The 38-48% labor share of operating cost is not unusual for field service businesses, but it is high enough that a 5% increase in technician wages - without a corresponding pricing adjustment - compresses net margin significantly. At 15% net, every point of labor cost growth that is not recovered in price represents a 3-4 point net margin erosion.


4. Wage growth: structural pressure through 2026

Pest control technician wages are growing faster than general inflation because supply is not keeping up with demand.
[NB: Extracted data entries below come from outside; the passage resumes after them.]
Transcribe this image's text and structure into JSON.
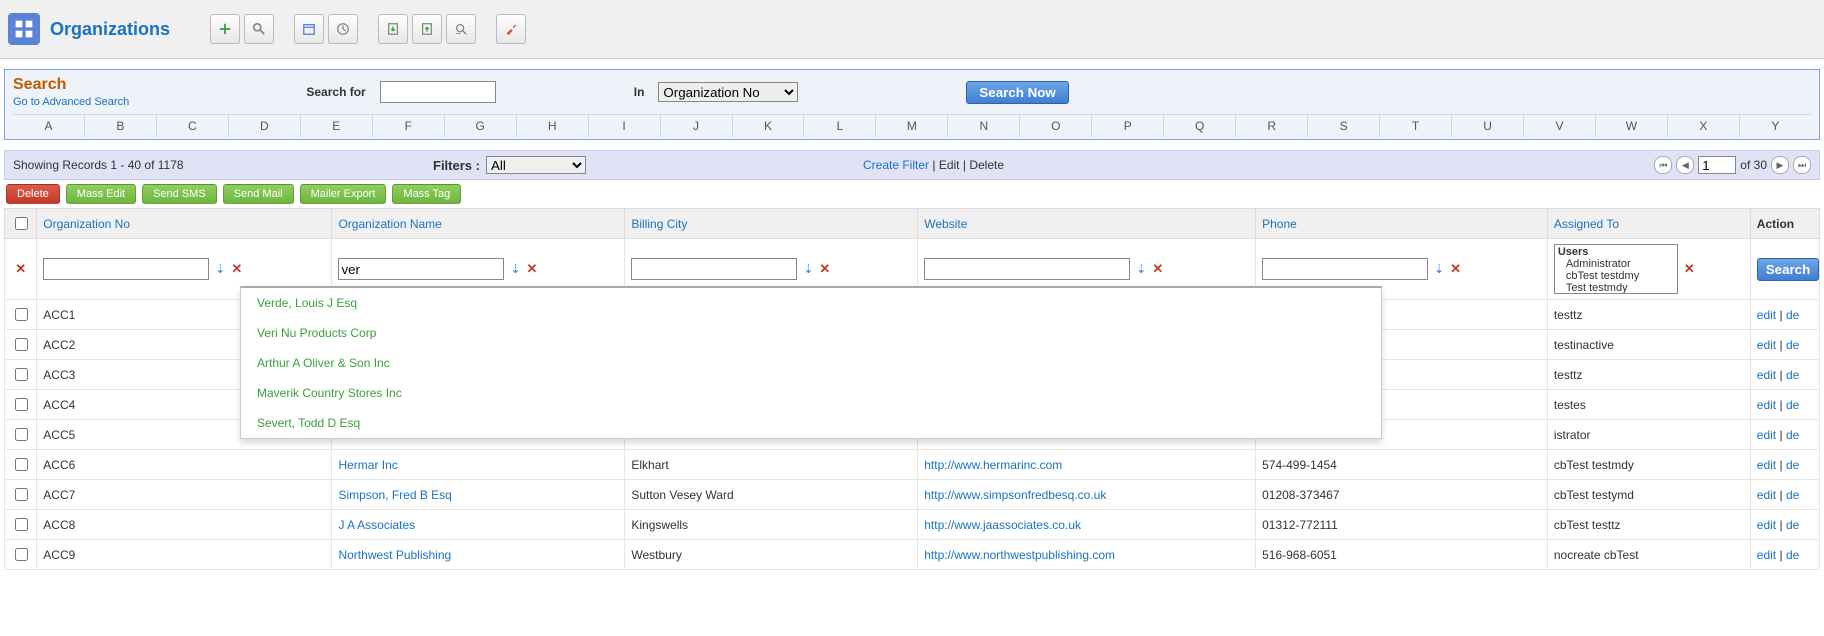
{
  "header": {
    "title": "Organizations",
    "tool_groups": [
      [
        "add-icon",
        "search-lens-icon"
      ],
      [
        "calendar-icon",
        "clock-icon"
      ],
      [
        "import-icon",
        "export-icon",
        "find-dup-icon"
      ],
      [
        "hammer-icon"
      ]
    ]
  },
  "search": {
    "title": "Search",
    "advanced_link": "Go to Advanced Search",
    "for_label": "Search for",
    "for_value": "",
    "in_label": "In",
    "in_options": [
      "Organization No"
    ],
    "in_selected": "Organization No",
    "submit": "Search Now",
    "alpha": [
      "A",
      "B",
      "C",
      "D",
      "E",
      "F",
      "G",
      "H",
      "I",
      "J",
      "K",
      "L",
      "M",
      "N",
      "O",
      "P",
      "Q",
      "R",
      "S",
      "T",
      "U",
      "V",
      "W",
      "X",
      "Y"
    ]
  },
  "list_info": {
    "showing": "Showing Records 1 - 40 of 1178",
    "filters_label": "Filters :",
    "filters_options": [
      "All"
    ],
    "filters_selected": "All",
    "create_filter": "Create Filter",
    "edit": "Edit",
    "delete": "Delete",
    "page_current": "1",
    "page_total": "of 30"
  },
  "mass_actions": {
    "delete": "Delete",
    "mass_edit": "Mass Edit",
    "send_sms": "Send SMS",
    "send_mail": "Send Mail",
    "mailer_export": "Mailer Export",
    "mass_tag": "Mass Tag"
  },
  "columns": {
    "org_no": "Organization No",
    "org_name": "Organization Name",
    "billing_city": "Billing City",
    "website": "Website",
    "phone": "Phone",
    "assigned": "Assigned To",
    "action": "Action"
  },
  "col_filters": {
    "org_no": "",
    "org_name": "ver",
    "billing_city": "",
    "website": "",
    "phone": "",
    "assigned_group": "Users",
    "assigned_opts": [
      "Administrator",
      "cbTest testdmy",
      "Test testmdy"
    ],
    "search_btn": "Search"
  },
  "autocomplete": [
    "Verde, Louis J Esq",
    "Veri Nu Products Corp",
    "Arthur A Oliver & Son Inc",
    "Maverik Country Stores Inc",
    "Severt, Todd D Esq"
  ],
  "rows": [
    {
      "no": "ACC1",
      "name": "",
      "city": "",
      "web": "",
      "phone": "",
      "assigned": "testtz"
    },
    {
      "no": "ACC2",
      "name": "",
      "city": "",
      "web": "",
      "phone": "",
      "assigned": "testinactive"
    },
    {
      "no": "ACC3",
      "name": "",
      "city": "",
      "web": "",
      "phone": "",
      "assigned": "testtz"
    },
    {
      "no": "ACC4",
      "name": "",
      "city": "",
      "web": "",
      "phone": "",
      "assigned": "testes"
    },
    {
      "no": "ACC5",
      "name": "",
      "city": "",
      "web": "",
      "phone": "",
      "assigned": "istrator"
    },
    {
      "no": "ACC6",
      "name": "Hermar Inc",
      "city": "Elkhart",
      "web": "http://www.hermarinc.com",
      "phone": "574-499-1454",
      "assigned": "cbTest testmdy"
    },
    {
      "no": "ACC7",
      "name": "Simpson, Fred B Esq",
      "city": "Sutton Vesey Ward",
      "web": "http://www.simpsonfredbesq.co.uk",
      "phone": "01208-373467",
      "assigned": "cbTest testymd"
    },
    {
      "no": "ACC8",
      "name": "J A Associates",
      "city": "Kingswells",
      "web": "http://www.jaassociates.co.uk",
      "phone": "01312-772111",
      "assigned": "cbTest testtz"
    },
    {
      "no": "ACC9",
      "name": "Northwest Publishing",
      "city": "Westbury",
      "web": "http://www.northwestpublishing.com",
      "phone": "516-968-6051",
      "assigned": "nocreate cbTest"
    }
  ],
  "row_action": {
    "edit": "edit",
    "sep": " | ",
    "del": "de"
  }
}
  • Year-over-year wage growth for pest control workers (SOC 37-2021) averaged 5.8-6.2% in 2024-2025, compared to broader private-sector wage growth of 3.8% (BLS Employment Cost Index, 2025; ZipRecruiter, 2025).
  • The BLS median for SOC 37-2021 rose approximately 6% from the prior year in the May 2024 OEWS release - a multi-year trend driven by shortage conditions, not exceptional demand.
  • Companies using productivity-based pay - per-stop bonuses, quality account retention bonuses, and upsell commissions for technicians who convert customers to annual programs - report lower hourly base pressure than those relying on base wage competition alone. Total compensation rises, but base labor cost is better controlled (PestRoutes Industry Report, 2025).
  • Inflation in workers' compensation premiums has outpaced wage inflation in several high-demand states. Florida's pest control WC premiums increased 11% in 2024, partly due to outdoor heat exposure claims; Texas saw 8% increases (NPMA Risk Management Update, 2025).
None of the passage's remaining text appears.